November 1-9 is the 30th Annual Holocaust Education Week, and I was grateful to attend an unforgettable afternoon talk as part of this educational program. In the upstairs room at the Deer Park Library, 85 year-old Helen Schwartz testified to the loss of her entire family and “everything that was dear to me.” In the face of monstrous cruelty, she survived the Bialystok Ghetto in Poland, numerous concentration camps, starvation, beatings, and two trips to the crematorium. She said it was her natural chubbiness which saved her both times; the Germans said she still had enough “meat on her bones” to work.
Many of us in the audience cried as we listened to this petite great-grandmother remember the Germans “packing (Jews) like herrings in a synagogue and torching it”, having to hide her younger brothers in boxes, and carrying out the bodies of the dead at Bergen-Belsen. She can never stop hearing the typhus-stricken girls calling for water.
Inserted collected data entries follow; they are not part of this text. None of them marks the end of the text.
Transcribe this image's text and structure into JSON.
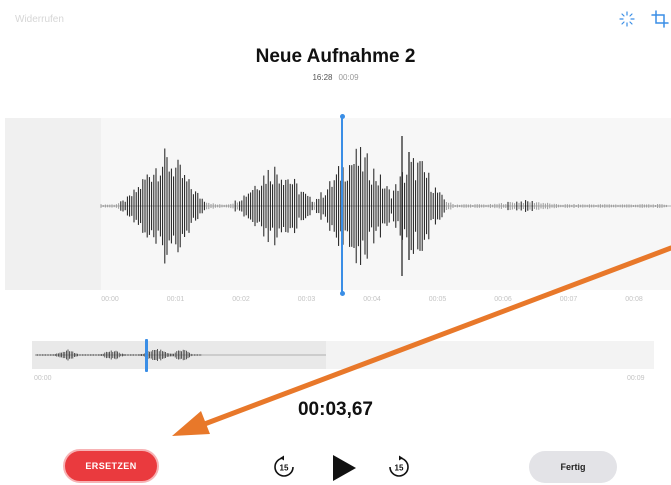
{
  "toolbar": {
    "undo_label": "Widerrufen",
    "enhance_icon": "enhance-icon",
    "crop_icon": "crop-icon"
  },
  "recording": {
    "title": "Neue Aufnahme 2",
    "time_of_day": "16:28",
    "duration": "00:09"
  },
  "timeline_labels": [
    "00:00",
    "00:01",
    "00:02",
    "00:03",
    "00:04",
    "00:05",
    "00:06",
    "00:07",
    "00:08"
  ],
  "overview": {
    "start_label": "00:00",
    "end_label": "00:09"
  },
  "player": {
    "current_time": "00:03,67",
    "skip_back_label": "15",
    "skip_forward_label": "15",
    "play_icon": "play-icon"
  },
  "actions": {
    "replace_label": "ERSETZEN",
    "done_label": "Fertig"
  },
  "colors": {
    "accent": "#3a8ee6",
    "replace": "#ea3a3e",
    "annotation": "#e8782a",
    "waveform": "#1a1a1a"
  }
}
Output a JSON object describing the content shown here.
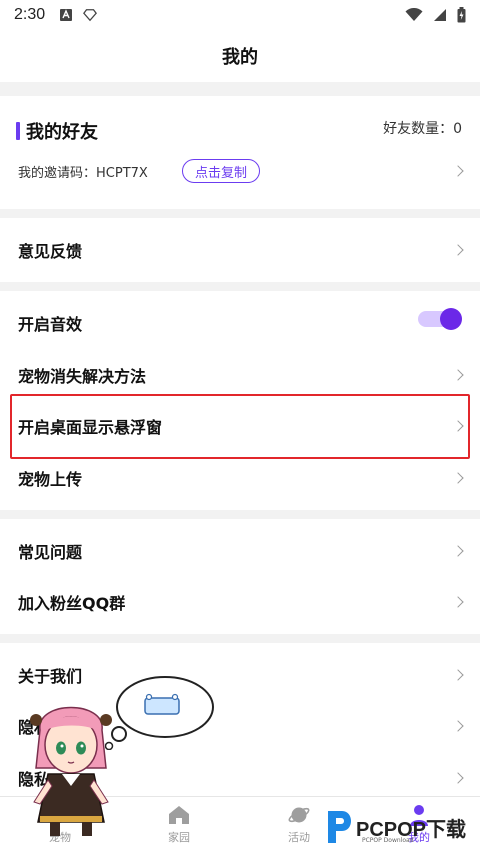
{
  "status": {
    "time": "2:30"
  },
  "header": {
    "title": "我的"
  },
  "friends": {
    "title": "我的好友",
    "count_label": "好友数量：0",
    "invite_label": "我的邀请码：HCPT7X",
    "copy_button": "点击复制"
  },
  "menu": {
    "feedback": "意见反馈",
    "sound": "开启音效",
    "sound_enabled": true,
    "pet_missing": "宠物消失解决方法",
    "floating_window": "开启桌面显示悬浮窗",
    "pet_upload": "宠物上传",
    "faq": "常见问题",
    "qq_group": "加入粉丝QQ群",
    "about": "关于我们",
    "privacy": "隐私政策",
    "hidden": "隐私"
  },
  "tabs": [
    {
      "label": "宠物"
    },
    {
      "label": "家园"
    },
    {
      "label": "活动"
    },
    {
      "label": "我的"
    }
  ],
  "watermark": {
    "text": "PCPOP下载",
    "sub": "PCPOP Download"
  },
  "colors": {
    "accent": "#6b3cf0",
    "highlight": "#e2262b"
  }
}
In attendance at the talk were about twenty adults and a group of middle school children sitting on the floor. Towards the end of her testimonial, Ms. Schwartz addressed the children specifically, although we all need to cherish these words: “Be good to each other. Respect your mother and father. Be good to your brothers and sisters. I would have given anything to see my family after the war.” She almost broke down and apologized, saying it happens more as she gets older.
I loved what she said at the end of the talk. “Anybody wants to ask me something? I’m still here.”